In ideal circumstances, Events are only written once into an Event Stream. Under normal operations, all consumers of the stream will also only read and process each event once. However, depending on the behavior and configuration of the Event Source, there may be failures that create duplicate events. When this happens, we need a strategy for dealing with the duplicates.
An idempotent reader must take two causes of duplicate events into consideration:
Operational Failures: Intermittent network and system failures are unavoidable in distributed systems. In the case of a machine failure or a brief network outage, an Event Source may produce the same event multiple times due to retries. Similarly, an Event Sink may consume and process the same event multiple times due to intermittent offset updating failures. The Event Streaming Platform should automatically guard against these operational failures by providing strong delivery and processing guarantees, such as those found in Apache Kafka® transactions.
Incorrect Application Logic: An Event Source could mistakenly produce the same event multiple times, populating the Event Stream with multiple distinct events from the perspective of the Event Streaming Platform. For example, imagine a bug in the Event Source that writes a customer payment event twice, instead of just once. The Event Streaming Platform knows nothing of the business logic, so it cannot differentiate between the two events and instead considers them as two distinct payment events.
How can an application deal with duplicate Events when reading from an Event Stream?
This can be addressed using exactly-once semantics (EOS), including native support for transactions and support for idempotent clients. EOS allows Event Streaming Applications to process data without loss or duplication, ensuring that computed results are always accurate.
Idempotent Writing by the Event Source is the first step in solving this problem. Idempotent Writing provides strong, exactly-once delivery guarantees of the producer's Events, and removes operational failures as a cause of written duplicate Events.
On the reading side, in Event Processors and Event Sinks, an Idempotent Reader can be configured to read only committed transactions. This prevents events within incomplete transactions from being read, providing the reader isolation from operational writer failures. Keep in mind that idempotence means that the reader's business logic must be able to process the same consumed event multiple times, where multiple reads have the same effect as a single read of the event. For example, if the reader manages a counter (i.e., a state) for the events it has read, then reading the same event multiple times should only increment the counter once.

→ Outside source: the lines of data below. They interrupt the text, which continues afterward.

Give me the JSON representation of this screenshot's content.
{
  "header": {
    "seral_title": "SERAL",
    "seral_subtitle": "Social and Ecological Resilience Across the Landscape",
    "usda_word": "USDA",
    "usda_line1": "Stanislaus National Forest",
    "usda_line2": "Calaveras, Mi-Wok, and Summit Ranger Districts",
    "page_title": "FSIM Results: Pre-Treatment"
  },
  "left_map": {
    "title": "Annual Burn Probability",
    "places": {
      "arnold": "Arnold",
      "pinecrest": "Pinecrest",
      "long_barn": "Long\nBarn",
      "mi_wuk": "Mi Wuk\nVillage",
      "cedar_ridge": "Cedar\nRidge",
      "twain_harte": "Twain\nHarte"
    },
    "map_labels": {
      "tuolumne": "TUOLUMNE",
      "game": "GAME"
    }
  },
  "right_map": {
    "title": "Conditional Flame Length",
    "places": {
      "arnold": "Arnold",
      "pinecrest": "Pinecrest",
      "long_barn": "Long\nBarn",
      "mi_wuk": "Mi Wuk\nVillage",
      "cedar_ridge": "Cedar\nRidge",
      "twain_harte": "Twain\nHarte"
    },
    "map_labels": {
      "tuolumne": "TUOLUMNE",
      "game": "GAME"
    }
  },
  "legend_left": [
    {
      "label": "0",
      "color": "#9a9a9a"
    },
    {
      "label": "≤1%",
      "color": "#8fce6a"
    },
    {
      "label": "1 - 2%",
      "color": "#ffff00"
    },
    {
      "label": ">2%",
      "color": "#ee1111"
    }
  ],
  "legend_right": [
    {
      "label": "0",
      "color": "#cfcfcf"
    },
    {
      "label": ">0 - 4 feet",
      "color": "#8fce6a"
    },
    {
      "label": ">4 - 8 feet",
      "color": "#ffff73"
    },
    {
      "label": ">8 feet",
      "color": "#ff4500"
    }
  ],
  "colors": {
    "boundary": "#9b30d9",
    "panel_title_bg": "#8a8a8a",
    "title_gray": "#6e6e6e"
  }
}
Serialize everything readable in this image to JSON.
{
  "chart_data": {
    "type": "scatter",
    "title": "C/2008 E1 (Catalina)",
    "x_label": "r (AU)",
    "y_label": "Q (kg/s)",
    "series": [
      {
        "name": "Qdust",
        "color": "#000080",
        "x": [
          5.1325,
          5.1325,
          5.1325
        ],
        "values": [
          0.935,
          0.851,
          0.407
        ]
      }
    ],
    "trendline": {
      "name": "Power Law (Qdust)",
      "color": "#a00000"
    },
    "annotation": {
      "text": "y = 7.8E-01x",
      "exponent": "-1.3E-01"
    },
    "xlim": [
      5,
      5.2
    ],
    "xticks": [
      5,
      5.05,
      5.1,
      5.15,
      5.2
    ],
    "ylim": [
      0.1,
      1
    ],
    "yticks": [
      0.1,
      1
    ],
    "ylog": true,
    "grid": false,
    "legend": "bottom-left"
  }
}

Duplicates caused by incorrect application logic from upstream sources are best resolved by fixing the application's logic (i.e., fixing the root cause). In cases where this is not possible, such as when events are generated outside our control, the next best option is to embed a tracking ID into the event. A tracking ID should be a field that is unique to the logical event, such as an event key or request ID. The consumer can then read the tracking ID, cross-reference it against an internal state store of IDs it has already processed, and discard the event if necessary.
To configure an Idempotent Reader to read only committed transactions in Apache Kafka, set the following parameter on the Kafka consumer:
isolation.level="read_committed"
If an Apache Flink® application is upstream of the Idempotent Reader, configure the delivery guarantee to be exactly once, either via the DeliveryGuarantee.EXACTLY_ONCE KafkaSink configuration option if the application uses the DataStream Kafka connector, or by setting the sink.delivery-guarantee configuration option to exactly-once if it uses one of the Table API Kafka connectors. Confluent Cloud for Apache Flink provides built-in exactly-once semantics.
If a Kafka Streams or ksqlDB application is upstream of the Idempotent Reader, you can enable exactly-once processing. Within a single transaction, a Kafka Streams application using exactly-once processing will atomically update its consumer offsets, its state stores including their changelog topics, its repartition topics, and its output topics. To enable EOS, configure your application with the following parameter:
processing.guarantee="exactly_once_v2"
To handle incorrect application logic, first try to eliminate the source of duplication from the code. If that is not an option, you can assign a tracking ID to each event based off of the contents of the event, enabling consumers to detect duplicates for themselves. This requires that each consumer application maintain an internal state store for tracking the events' unique IDs, and this store will vary in size depending on the event count and the period for which the consumer must guard against duplicates. This option requires both additional disk usage and processing power for inserting and validating events.
For a subset of business cases, it may also be possible to design the consumer processing logic to be idempotent. For example, in a simple ETL where a database is the Event Sink, the duplicate events can be deduplicated by the database during an upsert on the event ID as primary key. Idempotent business logic also enables your application to read from Event Streams that aren't strictly free of duplicates, or from historic streams that may not have had EOS available when they were created.
A solution that requires EOS guarantees must enable EOS at all stages of the pipeline, not just on the reader. An Idempotent Reader is therefore typically combined with an Idempotent Writer and transactional processing.